Simply listing those examples is not a proper argument, of course. Doing that would take a much longer and more ambitious effort. But it is an indication that such an argument could be made — and that people really should stop simply assuming that Ryan will act like a normal non-psychopathic person does. At the very least, we should keep an open mind — maybe he’ll act like a psychopath, maybe he won’t. Let’s watch closely, and see how things turn out.
However, there are two more reasons to suspect Ryan of being psychopathic. The first is his long-term devotion to Ayn Rand, the second his totally unconvincing split from her — and other similarly unconvincing acts of reinvention he’s performed from time to time.
Ryan’s devotion to Rand is problematic because, as conservative crime novelist Michael Prescott explained, Rand herself modeled the protagonist of her first novel, Danny Renahan, on a notorious serial killer, William Edward Hickman, the most despicable sort of psychopath there is. It was her first-draft portrayal of her ideal man, and in a journal entry she wrote:
“[Renahan] is born with a wonderful, free, light consciousness — [resulting from] the absolute lack of social instinct or herd feeling. He does not understand, because he has no organ for understanding, the necessity, meaning, or importance of other people … Other people do not exist for him and he does not understand why they should.”
This is the psychopathic model of “individualism” as Rand imagined it, which in turn inspired Ryan’s entry into politics in the first place, as he himself once said: “But the reason I got involved in public service, by and large, if I had to credit one thinker, one person, it would be Ayn Rand.” Not only is it deeply depraved, it’s the polar opposite of the altruistic empathy for others that Christ embodies, which is why Rand was so vehemently anti-Christian. And yet, Ryan saw no problem at all using Rand and Christ interchangeably as justifiers of his philosophy, or, alternatively, no problem in reinventing himself as an anti-Randian, without changing anything in his governing philosophy.
This sort of glib indifference, this facile reinvention of the self in a profoundly different form, is itself another characteristic of the psychopathic personality. Which is, again, the second reason to suspect Ryan of being psychopathic. High-functioning psychopaths have been known to invent full-blown personas for themselves on the spot, only to drop them and adopt another when it suits them. And when challenged for their inconsistency, they have no trouble simply denying everything outright — you’re the one who’s crazy, they’ll helpfully explain.

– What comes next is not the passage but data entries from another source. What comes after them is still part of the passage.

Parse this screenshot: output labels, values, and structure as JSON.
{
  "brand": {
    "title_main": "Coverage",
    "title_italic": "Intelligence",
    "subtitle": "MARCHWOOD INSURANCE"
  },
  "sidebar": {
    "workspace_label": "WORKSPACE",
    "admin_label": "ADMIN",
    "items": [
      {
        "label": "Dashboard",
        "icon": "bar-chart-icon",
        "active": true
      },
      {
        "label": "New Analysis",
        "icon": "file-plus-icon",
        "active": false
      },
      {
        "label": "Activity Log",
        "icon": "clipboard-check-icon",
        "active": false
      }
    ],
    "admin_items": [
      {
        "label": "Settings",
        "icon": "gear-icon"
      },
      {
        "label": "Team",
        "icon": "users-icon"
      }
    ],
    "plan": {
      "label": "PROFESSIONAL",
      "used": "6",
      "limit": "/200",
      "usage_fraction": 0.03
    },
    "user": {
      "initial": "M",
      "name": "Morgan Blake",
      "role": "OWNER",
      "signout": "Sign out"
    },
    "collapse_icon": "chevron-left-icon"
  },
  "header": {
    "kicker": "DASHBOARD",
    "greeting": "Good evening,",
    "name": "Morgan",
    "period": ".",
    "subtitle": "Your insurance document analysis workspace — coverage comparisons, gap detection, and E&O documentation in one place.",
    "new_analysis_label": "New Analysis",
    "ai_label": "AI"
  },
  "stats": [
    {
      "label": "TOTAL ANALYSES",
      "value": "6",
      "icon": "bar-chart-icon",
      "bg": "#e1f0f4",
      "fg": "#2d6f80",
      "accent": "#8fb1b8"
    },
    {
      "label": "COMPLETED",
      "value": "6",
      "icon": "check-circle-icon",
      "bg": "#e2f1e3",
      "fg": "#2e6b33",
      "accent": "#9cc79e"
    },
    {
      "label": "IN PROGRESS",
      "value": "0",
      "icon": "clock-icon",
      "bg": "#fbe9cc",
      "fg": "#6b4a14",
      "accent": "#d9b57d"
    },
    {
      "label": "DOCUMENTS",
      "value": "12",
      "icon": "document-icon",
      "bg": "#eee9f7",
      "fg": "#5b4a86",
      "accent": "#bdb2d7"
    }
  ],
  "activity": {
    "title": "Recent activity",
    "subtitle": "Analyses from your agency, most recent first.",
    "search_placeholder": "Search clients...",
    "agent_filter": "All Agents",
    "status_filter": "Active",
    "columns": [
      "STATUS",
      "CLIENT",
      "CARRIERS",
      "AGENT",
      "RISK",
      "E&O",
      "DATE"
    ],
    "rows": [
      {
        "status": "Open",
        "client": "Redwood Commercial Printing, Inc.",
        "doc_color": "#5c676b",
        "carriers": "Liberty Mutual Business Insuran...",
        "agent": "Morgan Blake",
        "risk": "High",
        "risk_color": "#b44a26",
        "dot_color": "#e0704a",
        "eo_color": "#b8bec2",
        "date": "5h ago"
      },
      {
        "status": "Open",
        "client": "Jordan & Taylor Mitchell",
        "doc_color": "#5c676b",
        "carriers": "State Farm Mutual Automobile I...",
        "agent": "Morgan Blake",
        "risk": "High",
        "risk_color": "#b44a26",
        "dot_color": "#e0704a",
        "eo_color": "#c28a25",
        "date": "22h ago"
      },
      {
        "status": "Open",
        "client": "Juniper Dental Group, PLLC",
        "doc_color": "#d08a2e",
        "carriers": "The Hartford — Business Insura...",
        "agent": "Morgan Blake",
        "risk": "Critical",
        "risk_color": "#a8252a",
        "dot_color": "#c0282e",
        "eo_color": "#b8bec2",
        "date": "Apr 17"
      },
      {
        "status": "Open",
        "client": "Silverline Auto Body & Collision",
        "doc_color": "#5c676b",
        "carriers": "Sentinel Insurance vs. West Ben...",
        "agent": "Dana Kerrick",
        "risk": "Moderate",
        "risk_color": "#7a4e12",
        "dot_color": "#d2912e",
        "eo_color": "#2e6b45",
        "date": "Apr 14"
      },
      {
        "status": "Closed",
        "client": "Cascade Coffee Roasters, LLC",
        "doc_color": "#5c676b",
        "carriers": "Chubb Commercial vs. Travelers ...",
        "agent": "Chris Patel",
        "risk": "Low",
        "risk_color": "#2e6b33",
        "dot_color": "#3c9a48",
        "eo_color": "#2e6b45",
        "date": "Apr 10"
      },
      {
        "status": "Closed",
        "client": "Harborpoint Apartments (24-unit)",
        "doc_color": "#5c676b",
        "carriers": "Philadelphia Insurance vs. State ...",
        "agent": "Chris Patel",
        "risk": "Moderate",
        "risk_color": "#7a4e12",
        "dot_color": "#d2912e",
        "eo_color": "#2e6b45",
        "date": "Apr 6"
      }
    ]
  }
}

Think of Ryan alternately trying to identify himself with Pope Francis, on the one hand, and then criticizing him as ignorant on the other. How does he hold these two contradictory positions at the same time? How do you own two suits? The person that a psychopath pretends to be is no more real or deep than a suit of clothes. I’m not saying I’ve got proof positive that Ryan is a psychopath. But I am saying that it would explain a lot, and make him easier to make sense of. Shouldn’t we at least consider the possibility?